What won't Veso AI do in insurance?

We do not deploy generative AI to make final claim-acceptance or coverage decisions; outputs feed adjuster queues with structured handoffs and audit trails. This is a deliberate trust boundary, not a capability gap — we are equipped to build the systems we decline to build, and we decline to build them because the risk-to-value ratio in this industry does not justify it.

Who is the typical buyer for insurance engagements?

Our insurance engagements typically sit between Chief Claims Officer, Head of Underwriting, Director of Operations and equivalent senior operators. The decision-maker varies by organisation, but the common thread is a leader accountable for both delivery and downside.

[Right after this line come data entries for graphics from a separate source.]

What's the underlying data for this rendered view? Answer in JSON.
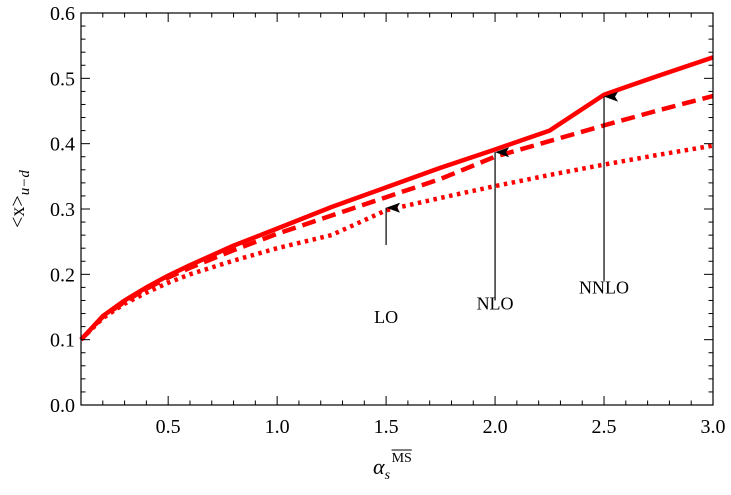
{
  "chart_data": {
    "type": "line",
    "title": "",
    "xlim": [
      0.1,
      3.0
    ],
    "ylim": [
      0.0,
      0.6
    ],
    "x_ticks": [
      0.5,
      1.0,
      1.5,
      2.0,
      2.5,
      3.0
    ],
    "x_tick_labels": [
      "0.5",
      "1.0",
      "1.5",
      "2.0",
      "2.5",
      "3.0"
    ],
    "y_ticks": [
      0.0,
      0.1,
      0.2,
      0.3,
      0.4,
      0.5,
      0.6
    ],
    "y_tick_labels": [
      "0.0",
      "0.1",
      "0.2",
      "0.3",
      "0.4",
      "0.5",
      "0.6"
    ],
    "xlabel": {
      "symbol": "α",
      "subscript": "s",
      "superscript": "MS"
    },
    "ylabel": {
      "text": "<x>",
      "subscript": "u−d"
    },
    "grid": false,
    "color": "#ff0000",
    "series": [
      {
        "label": "LO",
        "style": "dotted",
        "x": [
          0.1,
          0.2,
          0.3,
          0.4,
          0.5,
          0.6,
          0.8,
          1.0,
          1.25,
          1.5,
          1.75,
          2.0,
          2.25,
          2.5,
          2.75,
          3.0
        ],
        "values": [
          0.1,
          0.133,
          0.155,
          0.172,
          0.187,
          0.2,
          0.221,
          0.24,
          0.26,
          0.298,
          0.317,
          0.335,
          0.352,
          0.368,
          0.383,
          0.397
        ]
      },
      {
        "label": "NLO",
        "style": "dashed",
        "x": [
          0.1,
          0.2,
          0.3,
          0.4,
          0.5,
          0.6,
          0.8,
          1.0,
          1.25,
          1.5,
          1.75,
          2.0,
          2.25,
          2.5,
          2.75,
          3.0
        ],
        "values": [
          0.1,
          0.135,
          0.158,
          0.178,
          0.195,
          0.21,
          0.237,
          0.262,
          0.29,
          0.318,
          0.346,
          0.38,
          0.404,
          0.428,
          0.451,
          0.473
        ]
      },
      {
        "label": "NNLO",
        "style": "solid",
        "x": [
          0.1,
          0.2,
          0.3,
          0.4,
          0.5,
          0.6,
          0.8,
          1.0,
          1.25,
          1.5,
          1.75,
          2.0,
          2.25,
          2.5,
          2.75,
          3.0
        ],
        "values": [
          0.1,
          0.136,
          0.16,
          0.18,
          0.198,
          0.214,
          0.244,
          0.27,
          0.303,
          0.333,
          0.363,
          0.391,
          0.42,
          0.475,
          0.504,
          0.532
        ]
      }
    ],
    "annotations": [
      {
        "text": "LO",
        "arrow_to": [
          1.5,
          0.305
        ],
        "arrow_from": [
          1.5,
          0.245
        ],
        "text_at": [
          1.5,
          0.135
        ]
      },
      {
        "text": "NLO",
        "arrow_to": [
          2.0,
          0.39
        ],
        "arrow_from": [
          2.0,
          0.16
        ],
        "text_at": [
          2.0,
          0.155
        ]
      },
      {
        "text": "NNLO",
        "arrow_to": [
          2.5,
          0.475
        ],
        "arrow_from": [
          2.5,
          0.19
        ],
        "text_at": [
          2.5,
          0.18
        ]
      }
    ]
  }
}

How is Insurance generative AI different from generic generative AI?

In insurance, the strongest generative AI use cases are claims summarisation, underwriting research, and document classification across submission packets. The same techniques look superficially similar across industries, but the data shapes, evaluation criteria, and adverse-event posture differ enough that copy-pasting an engagement from another industry usually produces a system that fails the first audit it sees.

Where do insurance engagements typically start?

With a paid two-week discovery: workshops with leadership and operators, a scored use-case shortlist, and a fixed-fee proposal for the next gate. We never start with a six-month strategy engagement — the smallest deployable surface that produces measurable value is always our first cut.